INLSA
Dr Jeffery Hartog, left, from the US, performs the groundbreaking breast reconstruction surgery on a patient at Tygerberg Hospital yesterday. The method uses the patients own fat tissue to help rebuild the breasts of cancer survivors.
SIPOKAZI FOKAZI
Health Writer
A GROUNDBREAKING breast reconstruction technique, which uses the patient’s own fat tissue to help rebuild the breasts, is set to offer new hope to cancer survivors who cannot have implants.
Showcased by plastic surgeons at Tygerberg Hospital yesterday, the US-developed procedure is aimed specifically at those women who have lost their breasts to cancer, but for whom implants are not a possibility owing to unhealed wounds that can be a side-effect of radiation therapy.
Put simply, the cell-enriched fat-grafting procedure uses the patient’s own fat tissue, taken from the abdomen or thigh, along with naturally occurring regenerative cells.

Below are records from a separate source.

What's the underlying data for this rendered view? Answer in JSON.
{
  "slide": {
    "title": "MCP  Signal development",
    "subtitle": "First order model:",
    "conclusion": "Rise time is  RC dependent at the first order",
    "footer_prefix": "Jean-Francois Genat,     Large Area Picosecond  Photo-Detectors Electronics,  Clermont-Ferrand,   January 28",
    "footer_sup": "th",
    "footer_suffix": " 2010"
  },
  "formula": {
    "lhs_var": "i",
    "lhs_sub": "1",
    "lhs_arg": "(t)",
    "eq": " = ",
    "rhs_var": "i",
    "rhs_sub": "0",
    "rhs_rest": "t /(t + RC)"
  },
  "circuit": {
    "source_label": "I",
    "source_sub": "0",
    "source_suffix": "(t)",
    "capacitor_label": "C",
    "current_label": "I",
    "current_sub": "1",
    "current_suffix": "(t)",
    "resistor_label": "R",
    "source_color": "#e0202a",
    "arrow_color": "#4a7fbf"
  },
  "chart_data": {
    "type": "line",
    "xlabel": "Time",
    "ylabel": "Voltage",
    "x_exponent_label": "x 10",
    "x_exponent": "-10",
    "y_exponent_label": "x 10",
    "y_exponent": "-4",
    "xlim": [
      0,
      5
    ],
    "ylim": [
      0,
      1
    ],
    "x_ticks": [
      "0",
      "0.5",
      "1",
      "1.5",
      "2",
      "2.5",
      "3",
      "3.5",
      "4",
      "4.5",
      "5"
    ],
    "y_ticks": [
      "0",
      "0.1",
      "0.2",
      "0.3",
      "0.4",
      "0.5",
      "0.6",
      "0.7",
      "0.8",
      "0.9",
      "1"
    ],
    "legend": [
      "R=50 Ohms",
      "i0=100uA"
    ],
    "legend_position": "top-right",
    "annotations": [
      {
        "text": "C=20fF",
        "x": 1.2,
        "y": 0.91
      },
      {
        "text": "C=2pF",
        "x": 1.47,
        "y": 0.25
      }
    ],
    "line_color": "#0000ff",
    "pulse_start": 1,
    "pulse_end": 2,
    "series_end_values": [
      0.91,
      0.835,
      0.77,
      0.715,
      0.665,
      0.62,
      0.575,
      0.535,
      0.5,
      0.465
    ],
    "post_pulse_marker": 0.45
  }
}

After the fat is removed by means of liposuction, it is divided into two portions. From one portion, stem cells are extracted by means of new sophisticated technology, called the Cytori Celution System. These are then combined with the other fat, which has been washed to remove any impurities, then regrafted, by injection, into the affected breast as micro-droplets.
Professor Frank Graewe, head of plastic and reconstructive surgery at Stellenbosch University and Tygerberg Hospital, explained yesterday that the new procedure was a significant improvement on similar existing methods. The stem cells in this method had more chance of surviving because they were added to the fat tissue as a concentrate.
The traditional fat transfer, which had been used in South Africa for a number of years, involved only the washing of the fat, followed by its regrafting into breast tissue – without first undergoing stem-cell extraction.
Graewe said that while this fat-transfer procedure was also effective in breast reconstruction, there was more chance of the stem cells dying than in the new procedure.
“With the traditional technique there is about a 50 to 80 percent chance of stem-cell survival. But with the new procedure it’s even better.
“There’s a better chance of cell survival because of the concentrate of stem cells that gets added to the other portion of fat, which also already contains its own (stem) cells.”
Graewe said that while stem cells had been widely used in South Africa to treat leukaemia, there was a growing hope, after the necessary research was complete, that this type of treatment would play a vital role in treating cancer.
The cell-enriched fat-grafting procedure is new to South Africa, but it has been used in more than 4 000 patients around Europe and in some Asian countries, including China.
It has a role not only in breast reconstruction but also in the healing of wounds that result primarily from radiotherapy.
Graewe said the fact that the product was new, and came at a high cost of about R25 000 for breast reconstruction, meant it would be used only in select cases in the public health sector. It would also, however, be available to private patients.
About 1 000 women are diagnosed with breast cancer in the Western Cape every year.
Cytori chief executive Christopher Calhoun said that with the increase in prevalence of cancer around the world, cell-enriched fat grafting was the most exciting technique in reconstructive surgery – particularly for patients who underwent only partial breast removal.
“As cancer treatment improves all the time, doctors are no longer going for a full mastectomy when women are diagnosed with cancer, instead trying to protect as much of the patient’s own tissue as possible,” he said.
The new procedure dramatically minimised the consequent scarring, “giving patients back their natural breast”, he said.